Justine: 1.3 (crust: 1, interior crumb: 1, taste: 2)
This is yummy, but it is not a bagel; it’s too fluffy and not dense. It is a piece of bread.
Jessica: 2.7 (crust: 2, interior crumb: 3, taste: 3)
It reminds me of a muffin because it’s so puffy and sweet. It’s chewy, but it tastes like bread.
Boogie Woogie Bagel Boy
Boogie Woogie Bagel Boy is a lesser known local bagel maker than the rest even though it’s been around for more than 50 years. Still, it was mentioned by many when asked about their favorite bagel maker. Boogie Woogie is a strictly wholesale operation these days. While the company no longer has a retail shop on Gilman Street in Berkeley (now occupied by Berkeley Bagels) or on Park Street in Alameda (now Alameda Bagels & Donuts), you can still find Boogie Woogie bagels at various markets and coffee shops in the East Bay, including Whole Foods on Telegraph Avenue and Modern Coffee in Berkeley. Owner Henry Tang said the bagels are cold-risen for one hour before they are boiled and then baked. While Boogie Woogie wasn’t #1 for any of us, it wins for best bagel name, in my book. Boogie Woogie Bagel Boy bagels are $1.50 each at Whole Foods.
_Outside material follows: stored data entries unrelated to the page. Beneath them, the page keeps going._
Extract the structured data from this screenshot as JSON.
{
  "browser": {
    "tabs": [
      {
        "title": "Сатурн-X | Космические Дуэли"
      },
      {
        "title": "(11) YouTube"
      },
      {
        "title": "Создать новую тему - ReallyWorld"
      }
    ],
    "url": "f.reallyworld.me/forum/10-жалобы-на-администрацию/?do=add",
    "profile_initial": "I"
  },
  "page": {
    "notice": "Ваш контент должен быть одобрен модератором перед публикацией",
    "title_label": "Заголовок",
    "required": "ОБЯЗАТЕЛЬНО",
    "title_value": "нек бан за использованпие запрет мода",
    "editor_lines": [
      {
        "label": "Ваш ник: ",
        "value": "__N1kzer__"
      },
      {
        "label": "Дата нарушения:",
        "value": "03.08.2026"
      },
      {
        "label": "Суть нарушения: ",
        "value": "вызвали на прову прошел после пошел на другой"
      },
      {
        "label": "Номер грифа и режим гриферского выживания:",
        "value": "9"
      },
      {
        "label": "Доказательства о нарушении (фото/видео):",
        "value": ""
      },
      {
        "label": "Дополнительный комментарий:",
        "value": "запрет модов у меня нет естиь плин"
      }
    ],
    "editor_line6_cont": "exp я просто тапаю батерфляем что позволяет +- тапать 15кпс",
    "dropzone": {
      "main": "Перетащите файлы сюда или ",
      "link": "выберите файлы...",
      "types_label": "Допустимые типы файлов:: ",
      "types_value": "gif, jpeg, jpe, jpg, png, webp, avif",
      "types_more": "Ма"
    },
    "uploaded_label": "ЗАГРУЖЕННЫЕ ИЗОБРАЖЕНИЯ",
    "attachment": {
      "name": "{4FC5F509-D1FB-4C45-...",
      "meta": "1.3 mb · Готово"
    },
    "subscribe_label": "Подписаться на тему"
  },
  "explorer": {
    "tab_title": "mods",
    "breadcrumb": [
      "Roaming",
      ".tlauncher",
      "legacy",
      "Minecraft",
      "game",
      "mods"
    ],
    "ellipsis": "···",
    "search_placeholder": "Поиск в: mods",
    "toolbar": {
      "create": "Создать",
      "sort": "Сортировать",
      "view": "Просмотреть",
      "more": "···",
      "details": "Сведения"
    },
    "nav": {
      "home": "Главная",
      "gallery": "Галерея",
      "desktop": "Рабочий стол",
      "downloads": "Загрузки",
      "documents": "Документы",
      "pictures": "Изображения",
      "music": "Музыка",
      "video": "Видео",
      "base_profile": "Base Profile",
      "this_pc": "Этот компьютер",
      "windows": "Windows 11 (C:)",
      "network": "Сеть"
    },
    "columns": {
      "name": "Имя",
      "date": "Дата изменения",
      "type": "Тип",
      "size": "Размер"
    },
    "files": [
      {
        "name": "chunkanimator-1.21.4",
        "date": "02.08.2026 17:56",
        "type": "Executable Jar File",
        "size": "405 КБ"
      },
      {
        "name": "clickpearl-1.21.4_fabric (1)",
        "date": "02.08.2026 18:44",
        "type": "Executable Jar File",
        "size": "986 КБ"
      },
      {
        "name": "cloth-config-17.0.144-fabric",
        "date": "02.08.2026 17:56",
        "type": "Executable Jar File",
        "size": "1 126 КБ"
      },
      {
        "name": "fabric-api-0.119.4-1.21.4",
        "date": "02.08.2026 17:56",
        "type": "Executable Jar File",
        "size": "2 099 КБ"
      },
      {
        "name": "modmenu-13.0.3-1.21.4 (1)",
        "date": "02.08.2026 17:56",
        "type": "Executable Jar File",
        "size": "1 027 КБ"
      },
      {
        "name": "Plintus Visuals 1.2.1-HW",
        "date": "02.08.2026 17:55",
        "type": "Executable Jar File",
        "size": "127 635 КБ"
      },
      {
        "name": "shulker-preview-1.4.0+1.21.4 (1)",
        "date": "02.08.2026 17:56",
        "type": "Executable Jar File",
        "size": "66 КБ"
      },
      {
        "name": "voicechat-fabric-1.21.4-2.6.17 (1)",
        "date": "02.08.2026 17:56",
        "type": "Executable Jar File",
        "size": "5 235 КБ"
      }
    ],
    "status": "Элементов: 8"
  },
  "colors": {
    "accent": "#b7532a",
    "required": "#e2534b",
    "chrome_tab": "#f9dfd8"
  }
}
Sarah: 2.3 (crust: 2, interior crumb: 3, taste: 2)
Meh. The outside crust looks a bit anemic and doesn’t have a good “skin” on it. The chew is dense and soft, and there’s a weird, almost fishy flavor I detected on my first bite. Not into this bagel.
Justine: 3.3 (crust: 2, interior crumb: 4, taste: 4)
If it were crustier, it would be bagel magic, but the crust is very lacking. The inside is dense and chewy, like a NY bagel.
Jessica: 2.3 (crust: 2, interior crumb: 2, taste: 3)
The light color of the exterior crust makes it look like a donut. It’s also too chewy — the texture takes the score down for me. It’s much better with cream cheese.